L’écho du mouvement « Black Lives Matter » révèle la contestation française grandissante envers l’usage des forces de l’ordre.

Dix jours après la mort de George Floyd aux États-Unis, le mouvement Black Lives Matter (« les vies noires comptent ») prend de l’ampleur dans plusieurs grandes villes du monde et notamment en France où le climat de tension sociale ressurgit et rappelle que justice n’est pas rendue pour les responsables face aux victimes Adama, Théo, Zyed et Bouna

Manifestant brandissant le drapeau tricolore avec le slogan Black Lives Matter

Il s’agit pour ce mouvement de combattre le racisme systémique. L’impunité est organisée parce que plus que jamais l’État a besoin de la police pour maintenir l’ordre et défendre le système qui nous est imposé. Les violences policières sont couvertes et niées par les gouvernants, en témoigne les prises de parole dans l’espace médiatique.

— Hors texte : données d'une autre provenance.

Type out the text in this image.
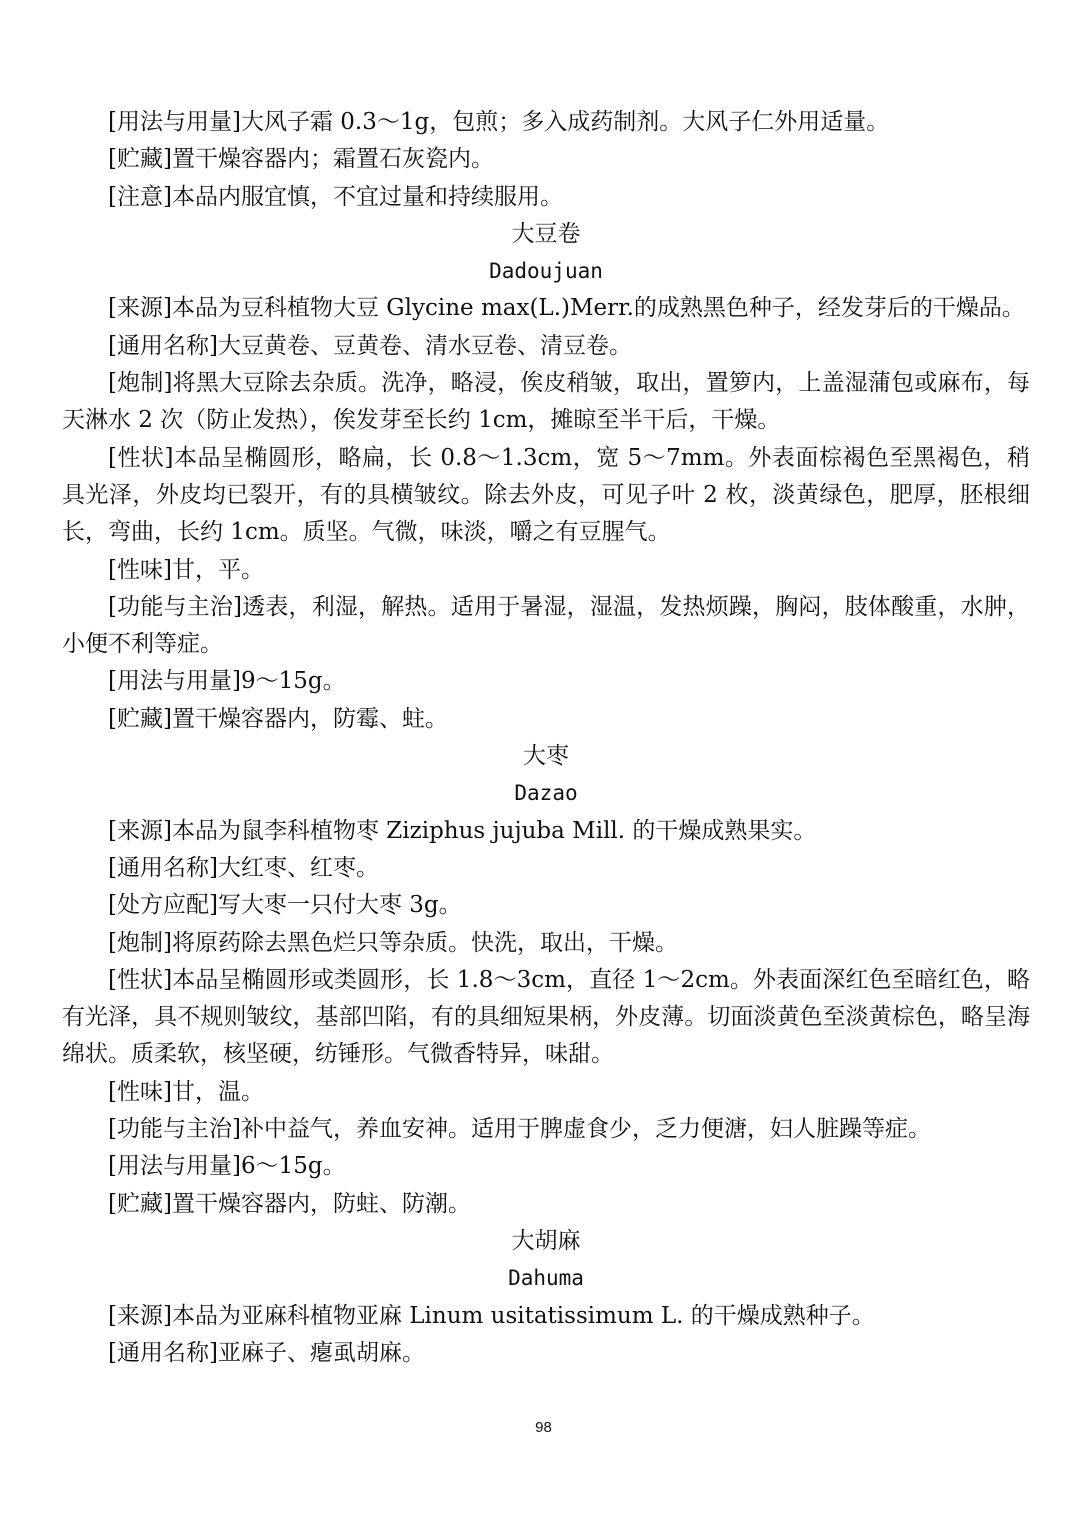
[用法与用量]大风子霜 0.3～1g，包煎；多入成药制剂。大风子仁外用适量。

[贮藏]置干燥容器内；霜置石灰瓷内。

[注意]本品内服宜慎，不宜过量和持续服用。

大豆卷

Dadoujuan

[来源]本品为豆科植物大豆 Glycine max(L.)Merr.的成熟黑色种子，经发芽后的干燥品。

[通用名称]大豆黄卷、豆黄卷、清水豆卷、清豆卷。

[炮制]将黑大豆除去杂质。洗净，略浸，俟皮稍皱，取出，置箩内，上盖湿蒲包或麻布，每天淋水 2 次（防止发热），俟发芽至长约 1cm，摊晾至半干后，干燥。

[性状]本品呈椭圆形，略扁，长 0.8～1.3cm，宽 5～7mm。外表面棕褐色至黑褐色，稍具光泽，外皮均已裂开，有的具横皱纹。除去外皮，可见子叶 2 枚，淡黄绿色，肥厚，胚根细长，弯曲，长约 1cm。质坚。气微，味淡，嚼之有豆腥气。

[性味]甘，平。

[功能与主治]透表，利湿，解热。适用于暑湿，湿温，发热烦躁，胸闷，肢体酸重，水肿，小便不利等症。

[用法与用量]9～15g。

[贮藏]置干燥容器内，防霉、蛀。

大枣

Dazao

[来源]本品为鼠李科植物枣 Ziziphus jujuba Mill. 的干燥成熟果实。

[通用名称]大红枣、红枣。

[处方应配]写大枣一只付大枣 3g。

[炮制]将原药除去黑色烂只等杂质。快洗，取出，干燥。

[性状]本品呈椭圆形或类圆形，长 1.8～3cm，直径 1～2cm。外表面深红色至暗红色，略有光泽，具不规则皱纹，基部凹陷，有的具细短果柄，外皮薄。切面淡黄色至淡黄棕色，略呈海绵状。质柔软，核坚硬，纺锤形。气微香特异，味甜。

[性味]甘，温。

[功能与主治]补中益气，养血安神。适用于脾虚食少，乏力便溏，妇人脏躁等症。

[用法与用量]6～15g。

[贮藏]置干燥容器内，防蛀、防潮。

大胡麻

Dahuma

[来源]本品为亚麻科植物亚麻 Linum usitatissimum L. 的干燥成熟种子。

[通用名称]亚麻子、瘪虱胡麻。

98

Ces violences ne datent pas d’hier. N’oublions pas Amal Bentounsi qui s’est battu depuis 2012 pour rendre la justice face à l’assassin de son frère ou Assa Traoré qui se bat encore (regardez son intervention dans l’émission « Clique » du 8 juin). Grâce à leur lutte, aujourd’hui les langues se délient sur le racisme profondément enraciné dans les institutions.

Cependant, cette fois, une atmosphère différente se profile. Bien consciente que les violences policières existent depuis qu’elles ne frappent pas seulement les minorités ethniques mais aussi les gilets jaunes, les infirmières, les pompiers, les militants écologistes, les journalistes, c’est toute la société française qui s’empare du sujet. Le gouvernement peut se voir contraint de prendre des mesures fortes pour réformer le système d’impunité comme cela est en train de se dérouler à Minneapolis, ville de George Floyd, ou la police actuelle va être démantelée pour reconstruire un nouveau système de sécurité publique.

La mobilisation internationale est peut-être bien l’occasion de réunir notre démocratie autour du sujet des violences policières pour enfin y mettre un terme.